If this distribution skew is what happens to Linkerd, one can only imagine what the rest of the ecosystem looks like!

The Challenge of Keeping Cloud-Native Software Up-to-Date

The risk of outdated software is not specific to cloud computing, of course. Nor is it a new category of security vulnerability. The Open Worldwide Application Security Project (OWASP), a nonprofit foundation that works to improve the security of software, lists “Vulnerable and Outdated Components” as sixth in its 2021 OWASP Top Ten list of common vulnerabilities, including in its definition of the failure to “fix or upgrade the underlying platform, frameworks, and dependencies in a risk-based, timely fashion.”

What is unique is the fast-paced nature of the cloud-native ecosystem. Kubernetes itself provides only one year of patch support for recently released “minor” versions and ships three such versions each year. At Buoyant, we release a new stable version approximately every eight weeks and produce new Linkerd “edge releases” almost weekly. The challenge of keeping software up-to-date in such an ecosystem is not insubstantial, especially when upgrading software is often considered a form of “toil,” the lowest class of work in the SRE ontology—something to be automated if at all possible.

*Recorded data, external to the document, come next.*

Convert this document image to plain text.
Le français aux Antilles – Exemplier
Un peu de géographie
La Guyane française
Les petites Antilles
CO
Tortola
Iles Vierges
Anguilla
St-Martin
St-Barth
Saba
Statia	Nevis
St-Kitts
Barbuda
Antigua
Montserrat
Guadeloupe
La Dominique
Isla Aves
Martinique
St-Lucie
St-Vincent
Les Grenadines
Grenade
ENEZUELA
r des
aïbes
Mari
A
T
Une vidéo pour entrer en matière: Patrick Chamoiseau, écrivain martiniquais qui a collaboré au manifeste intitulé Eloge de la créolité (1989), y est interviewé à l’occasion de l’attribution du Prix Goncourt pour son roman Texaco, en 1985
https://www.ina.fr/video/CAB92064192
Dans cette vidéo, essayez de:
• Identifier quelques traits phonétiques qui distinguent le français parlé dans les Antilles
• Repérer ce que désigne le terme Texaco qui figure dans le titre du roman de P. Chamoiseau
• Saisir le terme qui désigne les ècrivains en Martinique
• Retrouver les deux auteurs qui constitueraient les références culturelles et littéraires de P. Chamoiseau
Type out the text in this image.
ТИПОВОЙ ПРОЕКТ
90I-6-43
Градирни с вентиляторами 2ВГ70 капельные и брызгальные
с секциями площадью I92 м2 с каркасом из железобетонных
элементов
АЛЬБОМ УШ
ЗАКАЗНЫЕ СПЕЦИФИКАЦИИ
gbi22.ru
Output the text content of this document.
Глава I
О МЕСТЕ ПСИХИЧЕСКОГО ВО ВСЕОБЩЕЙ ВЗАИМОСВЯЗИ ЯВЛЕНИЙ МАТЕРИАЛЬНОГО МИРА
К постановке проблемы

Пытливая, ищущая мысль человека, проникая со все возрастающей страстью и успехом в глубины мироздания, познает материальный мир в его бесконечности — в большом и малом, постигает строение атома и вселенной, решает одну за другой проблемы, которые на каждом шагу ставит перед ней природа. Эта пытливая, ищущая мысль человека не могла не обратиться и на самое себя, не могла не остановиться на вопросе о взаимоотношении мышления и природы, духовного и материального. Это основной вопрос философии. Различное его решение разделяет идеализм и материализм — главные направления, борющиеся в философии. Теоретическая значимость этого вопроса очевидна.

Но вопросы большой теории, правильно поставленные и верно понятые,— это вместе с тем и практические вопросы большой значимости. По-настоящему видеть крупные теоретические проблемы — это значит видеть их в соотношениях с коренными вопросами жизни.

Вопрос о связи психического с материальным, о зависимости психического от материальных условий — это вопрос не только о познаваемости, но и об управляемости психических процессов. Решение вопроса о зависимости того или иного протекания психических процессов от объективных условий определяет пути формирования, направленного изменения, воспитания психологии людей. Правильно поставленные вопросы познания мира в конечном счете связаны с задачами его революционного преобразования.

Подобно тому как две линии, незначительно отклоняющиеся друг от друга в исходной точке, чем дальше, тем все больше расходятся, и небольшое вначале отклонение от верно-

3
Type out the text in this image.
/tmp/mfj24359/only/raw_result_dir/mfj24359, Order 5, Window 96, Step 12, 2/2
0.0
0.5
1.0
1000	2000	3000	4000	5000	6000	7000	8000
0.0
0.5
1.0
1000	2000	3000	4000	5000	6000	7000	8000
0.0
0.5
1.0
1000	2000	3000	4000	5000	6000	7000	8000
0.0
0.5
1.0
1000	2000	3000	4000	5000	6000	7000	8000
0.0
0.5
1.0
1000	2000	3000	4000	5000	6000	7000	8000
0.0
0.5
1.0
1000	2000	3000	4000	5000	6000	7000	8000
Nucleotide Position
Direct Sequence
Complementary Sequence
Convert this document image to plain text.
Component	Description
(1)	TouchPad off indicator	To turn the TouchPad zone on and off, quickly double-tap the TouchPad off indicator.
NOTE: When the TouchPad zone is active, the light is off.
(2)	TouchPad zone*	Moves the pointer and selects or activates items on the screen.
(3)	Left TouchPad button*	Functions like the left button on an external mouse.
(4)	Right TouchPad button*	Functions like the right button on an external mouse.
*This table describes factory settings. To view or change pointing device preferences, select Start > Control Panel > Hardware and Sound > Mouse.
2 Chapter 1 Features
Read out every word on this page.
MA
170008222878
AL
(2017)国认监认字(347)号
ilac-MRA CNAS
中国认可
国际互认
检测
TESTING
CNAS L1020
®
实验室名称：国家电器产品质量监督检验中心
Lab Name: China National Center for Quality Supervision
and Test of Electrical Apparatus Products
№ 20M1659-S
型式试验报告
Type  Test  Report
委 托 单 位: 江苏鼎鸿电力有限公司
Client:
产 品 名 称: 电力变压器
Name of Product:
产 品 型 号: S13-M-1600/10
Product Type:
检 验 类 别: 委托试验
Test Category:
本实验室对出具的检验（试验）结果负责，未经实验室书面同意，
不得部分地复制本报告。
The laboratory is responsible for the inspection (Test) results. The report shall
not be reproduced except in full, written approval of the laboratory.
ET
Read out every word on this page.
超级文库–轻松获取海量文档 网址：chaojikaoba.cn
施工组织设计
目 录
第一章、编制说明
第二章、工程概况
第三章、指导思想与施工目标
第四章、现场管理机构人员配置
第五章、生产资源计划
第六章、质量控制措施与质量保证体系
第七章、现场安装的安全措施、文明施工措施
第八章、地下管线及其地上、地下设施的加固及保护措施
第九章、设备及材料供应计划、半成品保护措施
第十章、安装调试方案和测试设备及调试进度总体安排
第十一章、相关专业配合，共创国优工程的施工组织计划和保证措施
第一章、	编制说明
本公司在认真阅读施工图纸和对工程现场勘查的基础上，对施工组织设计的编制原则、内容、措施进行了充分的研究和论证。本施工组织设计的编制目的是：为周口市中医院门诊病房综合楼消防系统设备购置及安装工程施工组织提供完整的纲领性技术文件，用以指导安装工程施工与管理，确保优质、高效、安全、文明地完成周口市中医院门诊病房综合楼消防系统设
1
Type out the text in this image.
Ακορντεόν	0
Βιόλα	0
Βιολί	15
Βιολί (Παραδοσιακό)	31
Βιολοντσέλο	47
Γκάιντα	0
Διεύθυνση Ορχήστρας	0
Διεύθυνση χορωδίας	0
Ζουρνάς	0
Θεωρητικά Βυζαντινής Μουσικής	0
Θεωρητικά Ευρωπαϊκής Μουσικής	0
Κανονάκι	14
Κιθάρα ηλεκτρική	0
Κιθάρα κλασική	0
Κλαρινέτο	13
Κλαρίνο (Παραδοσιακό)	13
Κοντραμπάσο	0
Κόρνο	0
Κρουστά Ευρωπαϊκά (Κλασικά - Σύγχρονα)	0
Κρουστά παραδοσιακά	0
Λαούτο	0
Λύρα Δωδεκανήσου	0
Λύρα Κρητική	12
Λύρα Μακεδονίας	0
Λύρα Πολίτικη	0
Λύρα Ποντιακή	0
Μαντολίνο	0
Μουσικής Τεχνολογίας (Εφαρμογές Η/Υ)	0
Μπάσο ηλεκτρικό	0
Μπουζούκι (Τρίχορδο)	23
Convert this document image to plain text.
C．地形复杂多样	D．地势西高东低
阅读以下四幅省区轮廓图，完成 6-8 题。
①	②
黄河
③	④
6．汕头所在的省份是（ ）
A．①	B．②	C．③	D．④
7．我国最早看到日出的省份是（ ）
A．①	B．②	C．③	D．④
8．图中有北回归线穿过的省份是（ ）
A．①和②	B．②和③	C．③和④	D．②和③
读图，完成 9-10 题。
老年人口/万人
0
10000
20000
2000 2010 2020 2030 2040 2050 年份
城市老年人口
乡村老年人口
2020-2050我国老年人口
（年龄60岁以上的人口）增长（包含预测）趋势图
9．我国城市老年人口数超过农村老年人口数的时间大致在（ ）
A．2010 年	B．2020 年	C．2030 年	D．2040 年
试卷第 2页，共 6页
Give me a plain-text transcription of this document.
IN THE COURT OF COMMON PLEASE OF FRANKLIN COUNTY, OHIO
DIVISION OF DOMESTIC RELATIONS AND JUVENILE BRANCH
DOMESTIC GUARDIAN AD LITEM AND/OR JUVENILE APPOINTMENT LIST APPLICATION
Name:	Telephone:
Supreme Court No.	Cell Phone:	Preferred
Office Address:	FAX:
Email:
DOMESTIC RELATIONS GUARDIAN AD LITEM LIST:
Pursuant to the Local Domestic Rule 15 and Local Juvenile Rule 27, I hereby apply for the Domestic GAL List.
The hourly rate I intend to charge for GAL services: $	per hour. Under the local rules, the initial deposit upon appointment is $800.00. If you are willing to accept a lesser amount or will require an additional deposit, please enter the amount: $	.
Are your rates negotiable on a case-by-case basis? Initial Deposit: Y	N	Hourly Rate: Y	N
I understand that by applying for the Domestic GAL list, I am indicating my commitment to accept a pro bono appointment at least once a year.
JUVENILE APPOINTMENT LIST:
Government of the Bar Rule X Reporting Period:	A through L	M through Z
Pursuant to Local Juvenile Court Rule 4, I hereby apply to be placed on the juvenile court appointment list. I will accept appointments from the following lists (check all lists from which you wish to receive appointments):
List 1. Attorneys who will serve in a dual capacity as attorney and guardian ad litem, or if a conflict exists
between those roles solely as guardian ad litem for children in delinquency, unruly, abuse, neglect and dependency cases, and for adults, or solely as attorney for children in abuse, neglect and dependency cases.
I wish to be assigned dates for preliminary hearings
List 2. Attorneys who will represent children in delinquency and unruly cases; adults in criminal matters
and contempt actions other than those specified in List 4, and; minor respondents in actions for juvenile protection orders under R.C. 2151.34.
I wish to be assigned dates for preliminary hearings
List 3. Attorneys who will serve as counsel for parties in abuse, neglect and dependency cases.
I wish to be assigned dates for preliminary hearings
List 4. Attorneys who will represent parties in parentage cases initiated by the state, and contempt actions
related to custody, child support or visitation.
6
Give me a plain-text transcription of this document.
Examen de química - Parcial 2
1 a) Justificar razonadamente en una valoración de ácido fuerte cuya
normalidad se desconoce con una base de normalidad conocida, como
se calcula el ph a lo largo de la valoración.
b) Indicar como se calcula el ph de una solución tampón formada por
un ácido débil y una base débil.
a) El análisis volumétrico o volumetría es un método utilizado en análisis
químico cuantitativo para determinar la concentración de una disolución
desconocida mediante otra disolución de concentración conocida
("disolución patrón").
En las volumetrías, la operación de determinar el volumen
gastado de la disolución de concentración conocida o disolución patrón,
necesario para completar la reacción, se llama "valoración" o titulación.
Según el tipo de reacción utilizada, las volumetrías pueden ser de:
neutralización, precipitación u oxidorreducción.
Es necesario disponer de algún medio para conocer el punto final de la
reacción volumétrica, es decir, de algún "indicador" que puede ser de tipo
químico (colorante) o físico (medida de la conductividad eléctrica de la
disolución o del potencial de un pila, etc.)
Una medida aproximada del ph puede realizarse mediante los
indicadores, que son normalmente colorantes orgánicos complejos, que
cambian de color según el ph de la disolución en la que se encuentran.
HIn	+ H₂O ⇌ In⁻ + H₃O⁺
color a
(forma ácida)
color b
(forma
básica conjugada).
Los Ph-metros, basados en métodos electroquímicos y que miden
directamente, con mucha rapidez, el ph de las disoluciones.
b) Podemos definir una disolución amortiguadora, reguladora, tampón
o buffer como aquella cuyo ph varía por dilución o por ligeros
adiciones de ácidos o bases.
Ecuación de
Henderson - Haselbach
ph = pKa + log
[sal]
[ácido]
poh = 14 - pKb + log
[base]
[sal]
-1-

A Light at the End of the Tunnel for Linkerd

For the open source Linkerd project, at least, we’re taking active steps to address this. In the upcoming Linkerd 2.13 release, Buoyant will be providing free, automated upgrade assistance, vulnerability reporting and health monitoring to all Linkerd adopters anywhere in the world via our Buoyant Cloud automation platform for Linkerd.

As the creators and stewards of the Linkerd project, we believe the days of the take-it-or-leave-it approach to open source are quickly waning. It’s not enough for us simply to make Linkerd available—we have a responsibility to ensure that every Linkerd cluster in the world is healthy, secure and up-to-date. That’s exactly what we plan to do.